We can build the economy while addressing the climate crisis and environmental injustice

On Jan. 20 President Biden entered the White House tasked with the mandate of uniting our country. Meeting the moment our nation finds itself facing will not be easy. But President Biden has an opportunity to rally Americans around his ambitious platform by placing our response to the climate crisis at the forefront of his economic recovery plan. We can build a just and clean economy that creates high-road, living wage, union jobs while tackling the climate crisis and addressing our legacy of environmental injustice.
This is a winning strategy. Americans — including a majority of Republicans — overwhelmingly support transitioning to a 100 percent clean energy economy by 2050. Many of them also support providing a federal economic stimulus that prioritizes investments in clean energy infrastructure.
A key way President Biden can begin to deliver on this vision is by ensuring that environmental justice communities receive robust assistance in forthcoming COVID-19 relief legislation.
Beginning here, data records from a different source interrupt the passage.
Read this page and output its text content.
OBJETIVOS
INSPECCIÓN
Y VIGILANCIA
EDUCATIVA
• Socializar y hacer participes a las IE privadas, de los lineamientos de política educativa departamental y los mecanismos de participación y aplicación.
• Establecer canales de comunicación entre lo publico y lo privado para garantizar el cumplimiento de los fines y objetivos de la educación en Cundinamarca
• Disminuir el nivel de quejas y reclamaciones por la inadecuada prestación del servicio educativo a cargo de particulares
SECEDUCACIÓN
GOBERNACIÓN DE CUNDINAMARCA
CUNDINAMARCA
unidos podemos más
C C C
As we wrote in a letter with several of our colleagues, the decades-old legacy of racism and environmental inequity has made environmental justice communities especially vulnerable to COVID-19. In the near term, an economic relief bill that includes investments in water and energy bill assistance, clean water, clean energy, health care, and community revitalization is the most imminent legislative vehicle for getting these communities the help they need. Delivering this relief is a much-needed step towards justice, and will be especially important at a time when we are asking more and more of Americans every day.
Beyond COVID relief, there are many other ways President Biden can enact change on the federal level to achieve his climate goals. As co-founders and co-chairs of the House United for Climate and Environmental Justice Task Force, we know firsthand that building support for a comprehensive approach to climate policy and a just transition away from fossil fuels is possible. The House Select Committee on the Climate Crisis report released last year — which is the first-ever Congressional plan that lays the groundwork for achieving net-zero carbon pollution by 2050 — featured many of the same bold ideas championed in President Biden’s climate plan, including the Environmental Justice for All Act we co-sponsored in the 116th Congress. Under the Biden-Harris administration and a united Congress, progress will finally be possible on this important piece of legislation.
The path forward will not be easy, but the crisis we face offers no choice but to be bold. With razor-thin majorities in both chambers, we must continue to fight for strong policy that truly builds back better by centering justice in order to ensure that we leave no community behind. It is likely that some of President Biden’s climate agenda will still need to be accomplished through executive action and rulemaking — further underscoring the importance of confirming strong climate and environmental justice changemakers to serve in key positions at all levels of the administration.
It is difficult to measure the damage caused by the Trump administration’s inaction on climate change. Not only did they fail to hold corporate polluters accountable throughout their four years in office, they actively pursued a dangerous deregulatory agenda by rolling back over 100 public health and environmental safeguards. They even went so far as to pause Environmental Protection Agency enforcement during the COVID-19 pandemic, putting the same low-income, Tribal and indigenous, and communities of color that continue to be disproportionately impacted by COVID-19 at greater risk. Time is running out and millions of lives are on the line. We have already lost so much; swift action must be our top priority.
McEachin, Barragan and Jayapal are co-chairs of the United for Climate and Environmental Justice Task Force.